Un article publié ce jour par Hubert Leclercq dans La Libre Afrique :
« Faut-il s’attendre à une importante purge dans les services de sécurité après que des hommes en armes ont attaqué la maison de Vital Kamerhe [Kivutien bien connu, né en 1959 à Bukavu ndbc] et le Palais de la Nation.
Nouvelle strate dans le mille feuilles politico-surréaliste de la République démocratique du Congo sous la présidence de Félix Tshisekedi.
Ce dimanche 19 mai, une trentaine d’hommes en armes ont fait irruption sur les réseaux sociaux en fin de nuit, paradant dans les couloirs vides du Palais de la Nation de Kinshasa, la résidence de travail du président de la République. Un des sièges du pouvoir en RDC, hérité de la période coloniale quand l’endroit, démesuré, bâti fin des années 50 au bord du fleuve Congo, était le lieu de résidence du gouverneur général, le représentant du Roi, dans la colonie.
Depuis cette époque, le palais a surtout abrité le parlement avant que celui-ci ne déménage à quelques kilomètres de là au début des années 2000.
Mais le président de la République ne loge pas dans ce Palais de la Nation, ce qui interroge sur les objectifs des mutins qui se sont emparés de l’endroit où ils ont pu descendre les couleurs congolaises pour faire flotter au vent – pas encore levé – le drapeau zaïrois, sans jamais mettre en danger le pouvoir en place en RDC.
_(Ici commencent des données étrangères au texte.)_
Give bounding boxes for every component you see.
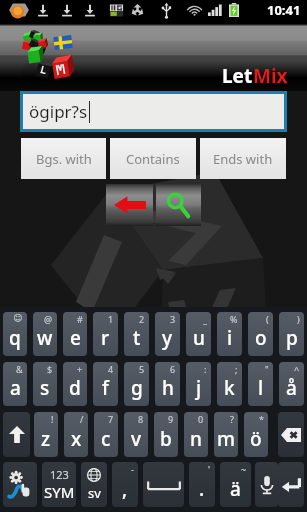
button[interactable]: ? xyxy=(214,412,238,457)
button[interactable]: + xyxy=(63,362,87,406)
staticText: 3 xyxy=(170,313,176,325)
staticText: 10:41 xyxy=(267,1,301,19)
button[interactable]: 1 xyxy=(93,312,118,356)
staticText: # xyxy=(77,313,83,325)
staticText: r xyxy=(101,325,110,351)
button[interactable]: & xyxy=(3,362,27,406)
button[interactable]: @ xyxy=(33,312,57,356)
staticText: _ xyxy=(203,313,207,325)
button[interactable]: " xyxy=(248,362,273,406)
button[interactable]: 9 xyxy=(154,412,178,457)
staticText: : xyxy=(204,363,207,375)
staticText: ☺ xyxy=(13,313,23,323)
button[interactable]: Back xyxy=(106,184,153,226)
staticText: n xyxy=(190,426,202,452)
button[interactable]: Bgs. with xyxy=(21,138,106,179)
staticText: y xyxy=(162,325,173,351)
staticText: 9 xyxy=(168,413,174,425)
staticText: 7 xyxy=(108,413,114,425)
staticText: 123 xyxy=(50,467,69,482)
staticText: å xyxy=(286,375,297,401)
staticText: ( xyxy=(266,313,269,325)
staticText: e xyxy=(70,325,81,351)
staticText: x xyxy=(71,426,82,452)
button[interactable]: Language xyxy=(81,462,107,507)
button[interactable]: Enter xyxy=(278,462,304,507)
staticText: s xyxy=(40,375,50,401)
other: Shift xyxy=(9,426,25,443)
staticText: j xyxy=(196,375,202,401)
button[interactable]: 5 xyxy=(124,362,149,406)
button[interactable]: Backspace xyxy=(278,412,304,457)
staticText: k xyxy=(224,375,235,401)
staticText: Mix xyxy=(253,63,288,89)
staticText: , xyxy=(122,476,128,502)
button[interactable]: - xyxy=(112,462,138,507)
button[interactable]: : xyxy=(186,362,211,406)
staticText: a xyxy=(10,375,21,401)
staticText: * xyxy=(259,413,264,425)
button[interactable]: Space xyxy=(143,462,184,507)
staticText: p xyxy=(286,325,298,351)
button[interactable]: ☺ xyxy=(3,312,27,356)
staticText: 6 xyxy=(170,363,176,375)
staticText: ögipr?s xyxy=(29,100,88,123)
button[interactable]: ( xyxy=(248,312,273,356)
button[interactable]: Voice input xyxy=(255,462,278,507)
staticText: 4 xyxy=(108,363,114,375)
button[interactable]: 6 xyxy=(155,362,180,406)
staticText: - xyxy=(131,463,134,475)
staticText: ^ xyxy=(294,363,300,375)
button[interactable]: ' xyxy=(189,462,215,507)
button[interactable]: ! xyxy=(34,412,58,457)
button[interactable]: Ends with xyxy=(200,138,286,179)
button[interactable]: ) xyxy=(279,312,304,356)
button[interactable]: 8 xyxy=(124,412,148,457)
staticText: g xyxy=(131,375,143,401)
staticText: " xyxy=(265,363,269,375)
staticText: ; xyxy=(235,363,238,375)
staticText: w xyxy=(37,325,53,351)
staticText: & xyxy=(16,363,23,375)
button[interactable]: 0 xyxy=(184,412,208,457)
staticText: ' xyxy=(208,463,211,475)
staticText: Contains xyxy=(126,150,180,168)
button[interactable]: Search xyxy=(156,184,201,226)
button[interactable]: / xyxy=(64,412,88,457)
staticText: t xyxy=(133,325,141,351)
button[interactable]: 2 xyxy=(124,312,149,356)
staticText: l xyxy=(258,375,264,401)
button[interactable]: % xyxy=(217,312,242,356)
staticText: / xyxy=(80,413,84,425)
button[interactable]: Symbols xyxy=(42,462,76,507)
button[interactable]: $ xyxy=(33,362,57,406)
button[interactable]: Shift xyxy=(3,412,30,457)
button[interactable]: ; xyxy=(217,362,242,406)
staticText: sv xyxy=(88,484,101,502)
button[interactable]: ~ xyxy=(220,462,251,507)
button[interactable]: # xyxy=(63,312,87,356)
staticText: 5 xyxy=(139,363,145,375)
button[interactable]: 3 xyxy=(155,312,180,356)
button[interactable]: 4 xyxy=(93,362,118,406)
staticText: m xyxy=(217,426,235,452)
staticText: f xyxy=(102,375,109,401)
button[interactable]: ^ xyxy=(279,362,304,406)
button[interactable]: _ xyxy=(186,312,211,356)
staticText: $ xyxy=(47,363,53,375)
staticText: + xyxy=(77,363,83,375)
button[interactable]: ögipr?s xyxy=(23,94,284,129)
staticText: % xyxy=(230,313,238,325)
button[interactable]: 7 xyxy=(94,412,118,457)
staticText: 0 xyxy=(198,413,204,425)
staticText: h xyxy=(162,375,174,401)
staticText: 2 xyxy=(139,313,145,325)
staticText: c xyxy=(101,426,111,452)
button[interactable]: Settings xyxy=(3,462,37,507)
button[interactable]: Contains xyxy=(110,138,196,179)
staticText: Ends with xyxy=(213,150,273,168)
staticText: Bgs. with xyxy=(36,150,92,168)
staticText: d xyxy=(69,375,81,401)
staticText: ~ xyxy=(241,463,247,475)
button[interactable]: * xyxy=(244,412,268,457)
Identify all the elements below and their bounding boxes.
Le leader du mouvement, Christian Malanga, abattu en fin de matinée après sa débâcle, était à la tête d’un parti politique baptisé New Zaïre. Ce membre de la diaspora congolaise était de passage en Belgique il y a une dizaine d’années pour présenter son mouvement et expliquer, avec un accent américain surjoué, qu’il entendait rétablir l’ordre dans le pays en renversant le pouvoir de “l’usurpateur Kabila”.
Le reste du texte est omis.